We made the difficult decision to stop mailing the paper for the remainder of 2020 when the COVID-19 pandemic hit. This was largely a financial decision—printing and mailing the paper to 70,000+ members was becoming prohibitively expensive. Similar pressures have wreaked havoc in recent years with newspapers and other print publications across the country. It’s also true, though, that many people are choosing to read periodicals of all kinds online, and that online articles are more timely as well as more economical to produce. We are sending out a monthly member email with Sound Consumer highlights, but also continuing to provide printed copies in the stores. This seemed a middle ground that would let readers access hard copies of the paper if they wished. We will continue to assess member responses while planning Sound Consumer’s schedule for 2021—both decisions about mailing and questions about whether to increase the publication schedule. Thank you for the idea of a subscription option—if enough members are interested we will review that as well.

Prices are a major ongoing concern for us as well.

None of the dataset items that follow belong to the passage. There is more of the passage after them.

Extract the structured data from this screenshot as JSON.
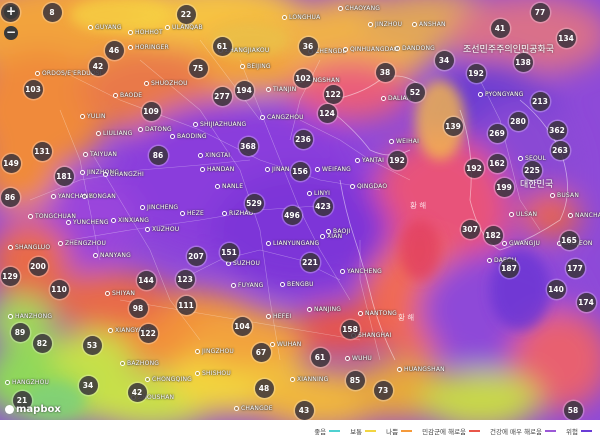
{
  "map": {
    "zoom_in_label": "+",
    "zoom_out_label": "−",
    "logo_text": "mapbox",
    "country_label_korea": "조선민주주의인민공화국",
    "korea_south_label": "대한민국",
    "sea_label_1": "황 해",
    "sea_label_2": "황 해"
  },
  "cities": [
    {
      "name": "GUYANG",
      "cls": ""
    },
    {
      "name": "HOHHOT",
      "cls": ""
    },
    {
      "name": "ULANQAB",
      "cls": ""
    },
    {
      "name": "LONGHUA",
      "cls": ""
    },
    {
      "name": "CHAOYANG",
      "cls": ""
    },
    {
      "name": "JINZHOU",
      "cls": ""
    },
    {
      "name": "ANSHAN",
      "cls": ""
    },
    {
      "name": "HORINGER",
      "cls": ""
    },
    {
      "name": "ZHANGJIAKOU",
      "cls": ""
    },
    {
      "name": "CHENGDE",
      "cls": ""
    },
    {
      "name": "QINHUANGDAO",
      "cls": ""
    },
    {
      "name": "DANDONG",
      "cls": ""
    },
    {
      "name": "ORDOS/E'ERDUOSI",
      "cls": ""
    },
    {
      "name": "SHUOZHOU",
      "cls": ""
    },
    {
      "name": "BAODE",
      "cls": ""
    },
    {
      "name": "BEIJING",
      "cls": ""
    },
    {
      "name": "TANGSHAN",
      "cls": ""
    },
    {
      "name": "TIANJIN",
      "cls": ""
    },
    {
      "name": "DALIAN",
      "cls": ""
    },
    {
      "name": "PYONGYANG",
      "cls": ""
    },
    {
      "name": "YULIN",
      "cls": ""
    },
    {
      "name": "DATONG",
      "cls": ""
    },
    {
      "name": "BAODING",
      "cls": ""
    },
    {
      "name": "CANGZHOU",
      "cls": ""
    },
    {
      "name": "SEOUL",
      "cls": ""
    },
    {
      "name": "LIULIANG",
      "cls": ""
    },
    {
      "name": "TAIYUAN",
      "cls": ""
    },
    {
      "name": "SHIJIAZHUANG",
      "cls": ""
    },
    {
      "name": "WEIHAI",
      "cls": ""
    },
    {
      "name": "JINZHONG",
      "cls": ""
    },
    {
      "name": "YANTAI",
      "cls": ""
    },
    {
      "name": "CHANGZHI",
      "cls": ""
    },
    {
      "name": "HANDAN",
      "cls": ""
    },
    {
      "name": "JINAN",
      "cls": ""
    },
    {
      "name": "XINGTAI",
      "cls": ""
    },
    {
      "name": "WEIFANG",
      "cls": ""
    },
    {
      "name": "YANCHANG",
      "cls": ""
    },
    {
      "name": "YONGAN",
      "cls": ""
    },
    {
      "name": "JINCHENG",
      "cls": ""
    },
    {
      "name": "NANLE",
      "cls": ""
    },
    {
      "name": "LINYI",
      "cls": ""
    },
    {
      "name": "QINGDAO",
      "cls": ""
    },
    {
      "name": "TONGCHUAN",
      "cls": ""
    },
    {
      "name": "YUNCHENG",
      "cls": ""
    },
    {
      "name": "XINXIANG",
      "cls": ""
    },
    {
      "name": "HEZE",
      "cls": ""
    },
    {
      "name": "RIZHAO",
      "cls": ""
    },
    {
      "name": "XIAN",
      "cls": ""
    },
    {
      "name": "ZHENGZHOU",
      "cls": ""
    },
    {
      "name": "XUZHOU",
      "cls": ""
    },
    {
      "name": "LIANYUNGANG",
      "cls": ""
    },
    {
      "name": "BAOJI",
      "cls": ""
    },
    {
      "name": "SHANGLUO",
      "cls": ""
    },
    {
      "name": "NANYANG",
      "cls": ""
    },
    {
      "name": "SUZHOU",
      "cls": ""
    },
    {
      "name": "YANCHENG",
      "cls": ""
    },
    {
      "name": "SHIYAN",
      "cls": ""
    },
    {
      "name": "FUYANG",
      "cls": ""
    },
    {
      "name": "BENGBU",
      "cls": ""
    },
    {
      "name": "NANTONG",
      "cls": ""
    },
    {
      "name": "HANZHONG",
      "cls": ""
    },
    {
      "name": "XIANGYANG",
      "cls": ""
    },
    {
      "name": "HEFEI",
      "cls": ""
    },
    {
      "name": "NANJING",
      "cls": ""
    },
    {
      "name": "SHANGHAI",
      "cls": ""
    },
    {
      "name": "BAZHONG",
      "cls": ""
    },
    {
      "name": "JINGZHOU",
      "cls": ""
    },
    {
      "name": "WUHAN",
      "cls": ""
    },
    {
      "name": "WUHU",
      "cls": ""
    },
    {
      "name": "HANGZHOU",
      "cls": ""
    },
    {
      "name": "CHONGQING",
      "cls": ""
    },
    {
      "name": "SHISHOU",
      "cls": ""
    },
    {
      "name": "XIANNING",
      "cls": ""
    },
    {
      "name": "HUANGSHAN",
      "cls": ""
    },
    {
      "name": "ZHOUSHAN",
      "cls": ""
    },
    {
      "name": "CHANGDE",
      "cls": ""
    },
    {
      "name": "NANCHANG",
      "cls": ""
    },
    {
      "name": "BUSAN",
      "cls": ""
    },
    {
      "name": "DAEGU",
      "cls": ""
    },
    {
      "name": "GWANGJU",
      "cls": ""
    },
    {
      "name": "DAEJEON",
      "cls": ""
    },
    {
      "name": "ULSAN",
      "cls": ""
    },
    {
      "name": "JEONJU",
      "cls": ""
    }
  ],
  "markers": [
    "27",
    "8",
    "77",
    "22",
    "61",
    "36",
    "41",
    "46",
    "134",
    "42",
    "75",
    "38",
    "34",
    "52",
    "103",
    "192",
    "138",
    "102",
    "122",
    "277",
    "194",
    "124",
    "213",
    "280",
    "109",
    "236",
    "139",
    "269",
    "362",
    "131",
    "86",
    "368",
    "192",
    "263",
    "192",
    "162",
    "225",
    "149",
    "181",
    "199",
    "156",
    "529",
    "496",
    "423",
    "86",
    "307",
    "182",
    "165",
    "207",
    "151",
    "221",
    "187",
    "177",
    "200",
    "110",
    "144",
    "123",
    "140",
    "174",
    "129",
    "98",
    "111",
    "104",
    "158",
    "89",
    "122",
    "82",
    "53",
    "67",
    "61",
    "85",
    "73",
    "34",
    "42",
    "48",
    "43",
    "21",
    "58"
  ],
  "legend": [
    {
      "label": "좋음",
      "color": "#4fd1d1"
    },
    {
      "label": "보통",
      "color": "#f2d541"
    },
    {
      "label": "나쁨",
      "color": "#f59a3b"
    },
    {
      "label": "민감군에 해로움",
      "color": "#e9564a"
    },
    {
      "label": "건강에 매우 해로움",
      "color": "#9b58d6"
    },
    {
      "label": "위험",
      "color": "#6a3cd6"
    }
  ],
  "colors": {
    "good": "#4fd1d1",
    "moderate": "#f2d541",
    "unhealthy_sensitive": "#f59a3b",
    "unhealthy": "#e9564a",
    "very_unhealthy": "#9b58d6",
    "hazardous": "#6a3cd6"
  }
}
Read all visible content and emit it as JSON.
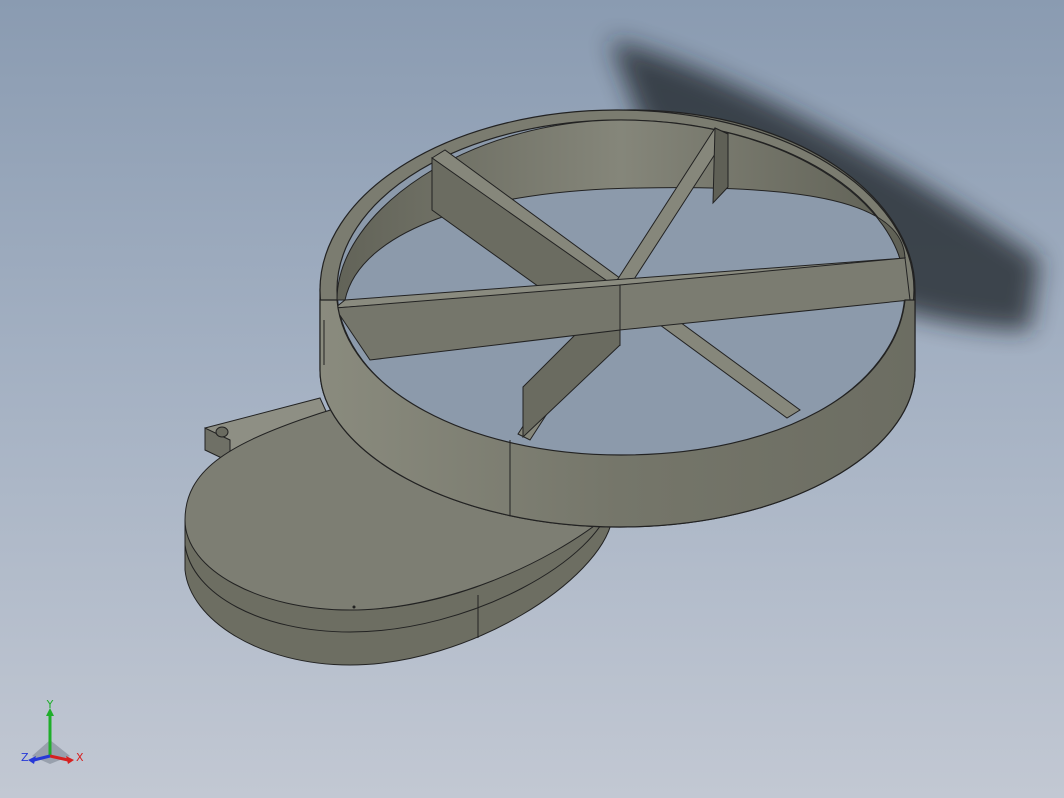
{
  "viewport": {
    "background_top": "#8a9bb1",
    "background_bottom": "#c2c8d3",
    "part_color": "#7b7c6f"
  },
  "triad": {
    "x_label": "X",
    "y_label": "Y",
    "z_label": "Z",
    "x_color": "#d62020",
    "y_color": "#1fae2a",
    "z_color": "#2638d8"
  }
}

You have probably read many discussions (e.g., this letter from last year) about ways we try to make sure PCC’s prices are as fair and affordable as possible. To greatly summarize those points, we constantly balance our ability to pay our own staff and our farmers and producers fairly while meeting our strict standards and other social and environmental responsibilities. Support for community organizations, is part of our mission as a co-op, as is returning a portion of profits to our members. Although PCC contributes to the food bank program, the majority of funding comes directly from generous shoppers, who donate online and at the register.

Again, we appreciate your thoughts as well as your membership.